短編 | ナノ
「げぇっ、出たな顔面偏差値最下位荒北」
「黙れ性格ブスみょうじ」

ちっ、授業明けから嫌な奴に会っちまった。俺が言葉を発した途端、ただでさえブサイクな顔がさらにブサイクになっていった。見るに耐えない。

俺は小さい頃から老若男女問わず綺麗な人が好きだ。東堂なんかものっそいジャストミート。まああいつは中身がちょっとアレだからプラマイゼロだけど。ともかく、美しいものが好きだ。だから自分も美しくありたい。身も心も。なのに、こいつは、このブサイクは、俺を性格ブスだと言う。

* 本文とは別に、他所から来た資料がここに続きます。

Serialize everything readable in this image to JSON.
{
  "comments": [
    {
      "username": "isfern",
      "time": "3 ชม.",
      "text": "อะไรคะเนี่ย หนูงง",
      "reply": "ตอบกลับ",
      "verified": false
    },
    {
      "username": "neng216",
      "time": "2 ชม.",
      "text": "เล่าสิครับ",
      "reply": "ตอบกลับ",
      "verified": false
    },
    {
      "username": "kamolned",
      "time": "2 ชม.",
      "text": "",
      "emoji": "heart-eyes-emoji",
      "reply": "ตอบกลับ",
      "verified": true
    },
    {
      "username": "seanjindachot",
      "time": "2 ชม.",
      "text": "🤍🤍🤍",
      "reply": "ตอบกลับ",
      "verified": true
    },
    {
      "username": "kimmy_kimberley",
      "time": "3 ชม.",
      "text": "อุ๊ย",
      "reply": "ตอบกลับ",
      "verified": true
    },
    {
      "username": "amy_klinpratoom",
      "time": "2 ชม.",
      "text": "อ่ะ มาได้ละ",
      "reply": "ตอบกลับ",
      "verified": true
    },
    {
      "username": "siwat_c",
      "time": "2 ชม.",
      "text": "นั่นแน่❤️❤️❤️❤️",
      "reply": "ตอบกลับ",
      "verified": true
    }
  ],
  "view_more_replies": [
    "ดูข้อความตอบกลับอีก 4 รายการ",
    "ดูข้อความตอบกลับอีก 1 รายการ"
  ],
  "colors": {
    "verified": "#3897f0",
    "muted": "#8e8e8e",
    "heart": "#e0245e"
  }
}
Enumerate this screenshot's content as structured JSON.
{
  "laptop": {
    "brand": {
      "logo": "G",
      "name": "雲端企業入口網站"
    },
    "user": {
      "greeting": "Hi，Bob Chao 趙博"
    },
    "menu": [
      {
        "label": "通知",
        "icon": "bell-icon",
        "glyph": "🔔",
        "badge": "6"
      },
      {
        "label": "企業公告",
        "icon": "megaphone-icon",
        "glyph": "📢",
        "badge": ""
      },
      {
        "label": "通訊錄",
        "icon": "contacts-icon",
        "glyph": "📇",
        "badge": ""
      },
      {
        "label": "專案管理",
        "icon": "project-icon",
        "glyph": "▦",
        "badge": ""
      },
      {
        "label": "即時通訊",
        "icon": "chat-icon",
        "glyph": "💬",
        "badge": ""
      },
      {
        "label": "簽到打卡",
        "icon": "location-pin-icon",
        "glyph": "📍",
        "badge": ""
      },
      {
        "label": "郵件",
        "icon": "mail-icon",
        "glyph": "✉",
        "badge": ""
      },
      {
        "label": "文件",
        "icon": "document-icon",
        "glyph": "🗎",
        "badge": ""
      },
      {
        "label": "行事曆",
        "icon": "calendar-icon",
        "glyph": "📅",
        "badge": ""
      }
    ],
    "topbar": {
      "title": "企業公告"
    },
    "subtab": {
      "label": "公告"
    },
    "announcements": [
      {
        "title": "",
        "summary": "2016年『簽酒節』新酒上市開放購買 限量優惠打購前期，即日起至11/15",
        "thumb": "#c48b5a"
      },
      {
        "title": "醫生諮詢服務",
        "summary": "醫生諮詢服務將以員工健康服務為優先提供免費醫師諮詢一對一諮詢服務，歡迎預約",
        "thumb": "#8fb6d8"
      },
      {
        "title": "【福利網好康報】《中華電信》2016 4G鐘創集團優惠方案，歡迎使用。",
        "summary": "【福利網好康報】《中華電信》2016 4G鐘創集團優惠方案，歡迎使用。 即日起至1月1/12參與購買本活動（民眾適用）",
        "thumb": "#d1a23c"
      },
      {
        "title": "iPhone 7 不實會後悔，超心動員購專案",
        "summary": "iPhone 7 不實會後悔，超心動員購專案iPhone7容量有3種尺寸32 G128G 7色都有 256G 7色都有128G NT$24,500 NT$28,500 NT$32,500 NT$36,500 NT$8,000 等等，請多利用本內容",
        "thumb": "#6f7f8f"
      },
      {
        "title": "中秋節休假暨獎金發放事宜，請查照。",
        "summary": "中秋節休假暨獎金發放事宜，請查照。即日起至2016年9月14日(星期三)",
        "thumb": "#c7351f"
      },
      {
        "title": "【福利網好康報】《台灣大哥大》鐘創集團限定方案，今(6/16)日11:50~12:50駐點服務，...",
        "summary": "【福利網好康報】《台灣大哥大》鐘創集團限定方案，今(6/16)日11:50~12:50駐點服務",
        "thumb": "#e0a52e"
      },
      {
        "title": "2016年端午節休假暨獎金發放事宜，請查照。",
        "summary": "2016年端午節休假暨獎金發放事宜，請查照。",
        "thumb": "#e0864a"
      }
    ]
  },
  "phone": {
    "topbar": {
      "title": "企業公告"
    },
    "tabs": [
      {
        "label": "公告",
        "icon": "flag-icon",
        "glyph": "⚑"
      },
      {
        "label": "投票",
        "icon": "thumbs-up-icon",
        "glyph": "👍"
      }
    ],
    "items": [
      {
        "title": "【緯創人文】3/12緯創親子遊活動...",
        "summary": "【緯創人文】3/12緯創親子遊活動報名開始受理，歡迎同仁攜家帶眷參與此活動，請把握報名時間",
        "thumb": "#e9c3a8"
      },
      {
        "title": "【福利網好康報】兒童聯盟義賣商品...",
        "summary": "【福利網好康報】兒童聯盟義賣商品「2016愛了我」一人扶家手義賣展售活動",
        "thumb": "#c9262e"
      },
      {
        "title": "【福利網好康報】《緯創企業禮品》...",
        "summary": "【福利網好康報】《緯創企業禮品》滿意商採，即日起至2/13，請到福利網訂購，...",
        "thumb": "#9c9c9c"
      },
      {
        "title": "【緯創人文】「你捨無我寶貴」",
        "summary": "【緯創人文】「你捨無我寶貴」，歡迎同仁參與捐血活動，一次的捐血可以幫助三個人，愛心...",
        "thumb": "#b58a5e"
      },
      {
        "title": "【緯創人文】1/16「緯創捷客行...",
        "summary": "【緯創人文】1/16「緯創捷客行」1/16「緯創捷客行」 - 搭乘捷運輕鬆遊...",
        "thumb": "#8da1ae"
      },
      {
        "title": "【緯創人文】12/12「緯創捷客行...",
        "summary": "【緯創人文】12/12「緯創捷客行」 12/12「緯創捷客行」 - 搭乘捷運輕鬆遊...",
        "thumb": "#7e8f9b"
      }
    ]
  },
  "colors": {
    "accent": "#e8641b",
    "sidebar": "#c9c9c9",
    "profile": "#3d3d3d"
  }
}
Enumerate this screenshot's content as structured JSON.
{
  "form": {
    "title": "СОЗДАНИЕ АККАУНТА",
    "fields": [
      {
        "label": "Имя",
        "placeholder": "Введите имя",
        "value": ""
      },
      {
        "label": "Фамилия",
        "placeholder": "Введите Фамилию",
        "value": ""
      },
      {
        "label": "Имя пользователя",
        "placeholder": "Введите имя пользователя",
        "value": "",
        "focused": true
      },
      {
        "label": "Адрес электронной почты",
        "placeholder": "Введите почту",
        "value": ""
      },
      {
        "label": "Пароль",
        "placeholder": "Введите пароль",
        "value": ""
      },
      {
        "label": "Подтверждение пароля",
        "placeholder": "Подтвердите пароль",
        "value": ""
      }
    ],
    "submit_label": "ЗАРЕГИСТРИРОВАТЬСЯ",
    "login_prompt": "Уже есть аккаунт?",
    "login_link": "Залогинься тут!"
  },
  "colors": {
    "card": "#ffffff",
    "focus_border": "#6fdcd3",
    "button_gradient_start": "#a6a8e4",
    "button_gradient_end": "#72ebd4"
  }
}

ブサイクのくせに。 

「誰がブスだこのブス!!!お前自分の顔鏡で見たことあるか!?俺の中ではもはや同情に値するレベルだぞ!」
「っせ!!別にブサイクだろうと死にゃしねーだろうヨ!」
「いーや死ぬね!少なくとも俺がお前の顔をして生まれたら自殺するわ!」
「そんなんだからおめーは性格ブスなんだヨこのボケナスがァ!!」
「ボッ…見た目はともかく中身をブスだなんて言うのはお前くらいだぞ!人を見る目もないのかお前は!何が取り柄なんだお前は!」
「むしろ俺以外にお前の中身見て引かねー奴いるのが不思議だ」
「東堂はにこやかに受け入れてくれたぞ。ふん、やはりブサイクにはわからない世界らしいな」
「あいつはお前にべた褒めされて気分いいだけだろ」

呆れたようにため息をつく荒北。ため息つきたいのはこっちだ。つり上がったほっそい目、その中にポツンと浮かぶちっさい黒目、いつもむき出しの歯茎…何よりこいつだって性格ブスだ。口悪いし態度悪いしすぐ突っかかってくるし。まあ今日突っかかってしまったのは俺の方だが。

ブサイクを相手にしても時間の無駄だな、と舌打ちをひとつ。そうして踵を返そうとした。

「んだよ、言いくるめられて逃げんのかァ?みょうじちゃんヨォ」
「時間の無駄遣いはよそうと思っただけだ馬鹿め。わかったらその手を離せブサイクが移る」
「俺は病原菌か何かかコラ」

肩を掴まれてしまった。地味に痛い。くそっ、この元ヤンめ!元フランスパンめ!その頃からブサイクだなあとは思ってたんだよこのブサイクめ!

「その通りだお前なんか病原菌だだから離せブス北!」
「誰がブス北だ」
「いいから離せ気持ち悪い!」
「気持ち悪いは言い過…あっ、オイなまえ…っ!」

あまりにしつこいのでバシンと叩き落としてやると、荒北は叫んだ。それだけなら何も思わなかったが、今回は違った。なぜなら叫んだ本人が何故だか「しまった」という顔をしていたからだ。はて、なにかおかしなことでも叫んでいただろうか。その顔もブサイクなことに変わりはないが。

「……なんだよその顔」 
「っ…な、んでも、ねえヨ、バァカ」
「ああそうかよブス」
「てか、その、気にならねえのかよ」
「は?なにが」
「………ならいーヨ。俺も気にしねーからァ、なまえちゃん」
「ひっ」

叩き落とされた手をそのまま俺の頭の上に持っていった荒北。やばい鳥肌がやばい。禿げる。もちろんその手も瞬時に振り払った。

「ハッ、つれないじゃナァイ。まあいいや。部活あっからそろそろ行くわ」
「おう、二度とその面見せんなブス男」
「そいつァできねえな。じゃあなァなまえ」

なんだか出会い頭の時より上機嫌に見える荒北に首をかしげた。変な奴。やっぱりブサイクの考えていることはよくわからない。手をヒラヒラさせながら去っていた荒北を見送り、ようやく俺も帰れると安堵した。あれ、そういえばあいつ、俺のこと名前で呼んでたっけ。